Rarement un mouvement politique ou social a suscité autant
de commentaires en tous genres que celui des « gilets jaunes ». Un
seul point paraît à peu près consensuel : les causes du mouvement ne se
bornent pas à l’augmentation du prix des carburants. Parmi toutes les causes
envisageables, les petites phrases tiennent une place de choix.
Les petites phrases de Christophe Castaner, de Gérald
Darmanin ou de Benjamin Griveaux, mais surtout celles d’Emmanuel Macron. « 80 %
du bordel des "gilets jaunes" est le résultat des petites phrases du
chef de l’État depuis six mois », estime même, sous couvert
d’anonymat, un député LaREM cité
par Mathilde Siraud dans Le Figaro du 3 décembre. Les quatre
cinquièmes du bordel ! Déclaration que BFM
TV commente ainsi : « Cette idée que la contestation dans la
rue se cristallise autour de la personnalité du président de la République fait
désormais le sel de l'opposition. » Autrement dit, on connaît la
personnalité du président de la République à travers ses petites phrases.

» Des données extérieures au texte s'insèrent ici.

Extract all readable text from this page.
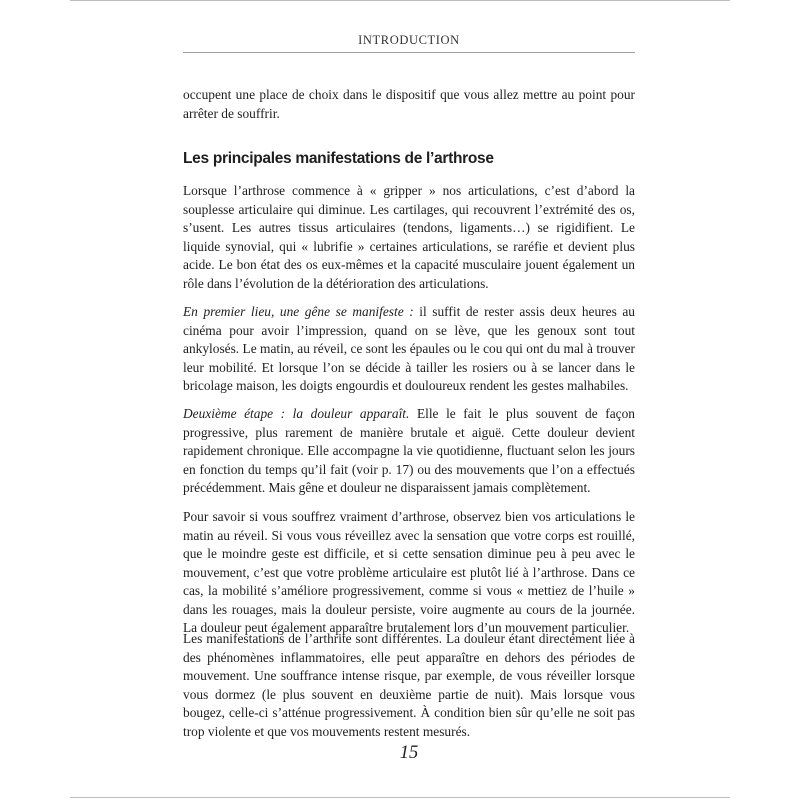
INTRODUCTION

occupent une place de choix dans le dispositif que vous allez mettre au point pour arrêter de souffrir.

Les principales manifestations de l’arthrose

Lorsque l’arthrose commence à « gripper » nos articulations, c’est d’abord la souplesse articulaire qui diminue. Les cartilages, qui recouvrent l’extrémité des os, s’usent. Les autres tissus articulaires (tendons, ligaments…) se rigidifient. Le liquide synovial, qui « lubrifie » certaines articulations, se raréfie et devient plus acide. Le bon état des os eux-mêmes et la capacité musculaire jouent également un rôle dans l’évolution de la détérioration des articulations.

En premier lieu, une gêne se manifeste : il suffit de rester assis deux heures au cinéma pour avoir l’impression, quand on se lève, que les genoux sont tout ankylosés. Le matin, au réveil, ce sont les épaules ou le cou qui ont du mal à trouver leur mobilité. Et lorsque l’on se décide à tailler les rosiers ou à se lancer dans le bricolage maison, les doigts engourdis et douloureux rendent les gestes malhabiles.

Deuxième étape : la douleur apparaît. Elle le fait le plus souvent de façon progressive, plus rarement de manière brutale et aiguë. Cette douleur devient rapidement chronique. Elle accompagne la vie quotidienne, fluctuant selon les jours en fonction du temps qu’il fait (voir p. 17) ou des mouvements que l’on a effectués précédemment. Mais gêne et douleur ne disparaissent jamais complètement.

Pour savoir si vous souffrez vraiment d’arthrose, observez bien vos articulations le matin au réveil. Si vous vous réveillez avec la sensation que votre corps est rouillé, que le moindre geste est difficile, et si cette sensation diminue peu à peu avec le mouvement, c’est que votre problème articulaire est plutôt lié à l’arthrose. Dans ce cas, la mobilité s’améliore progressivement, comme si vous « mettiez de l’huile » dans les rouages, mais la douleur persiste, voire augmente au cours de la journée. La douleur peut également apparaître brutalement lors d’un mouvement particulier.

Les manifestations de l’arthrite sont différentes. La douleur étant directement liée à des phénomènes inflammatoires, elle peut apparaître en dehors des périodes de mouvement. Une souffrance intense risque, par exemple, de vous réveiller lorsque vous dormez (le plus souvent en deuxième partie de nuit). Mais lorsque vous bougez, celle-ci s’atténue progressivement. À condition bien sûr qu’elle ne soit pas trop violente et que vos mouvements restent mesurés.

15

Le professeur Arnaud Mercier rejoint en grande partie cet
avis dans une étude
publiée le 3 décembre par The Conversation et reprise par franceinfo
et La
Tribune. Selon lui, Emmanuel Macron a rompu le fil de la confiance « en
multipliant depuis son élection, les petites phrases assassines à destination
des Français qui ont été prises comme autant de marques d'humiliation à l'égard
de ceux qui sont en galère, au profit des "premiers de cordée" ».
On note l’adjectif « assassines », marque
d’une grande violence. Il s’applique à ces formules, expressément citées :
« Je
traverse la rue, je vous trouve du travail », « Des
Gaulois réfractaires au changement », « On
met un pognon de dingue dans les minimas sociaux », « Les
gens qui ne sont rien ». Assassines, ces petites phrases ? Au
premier degré, elles évoquent plutôt des « brèves de comptoir ».
Pourtant, elles ont contribué à mettre des centaines de milliers de gens dans
la rue et sur les ronds-points. C’est donc qu’elles contiennent un second degré
très puissant.
Un second degré qui n’est certainement pas dans l’intention
du président de la République mais dans l’interprétation qu’en font les
Français. La petite phrase appartient davantage à celui qui la reçoit qu’à celui qui la prononce.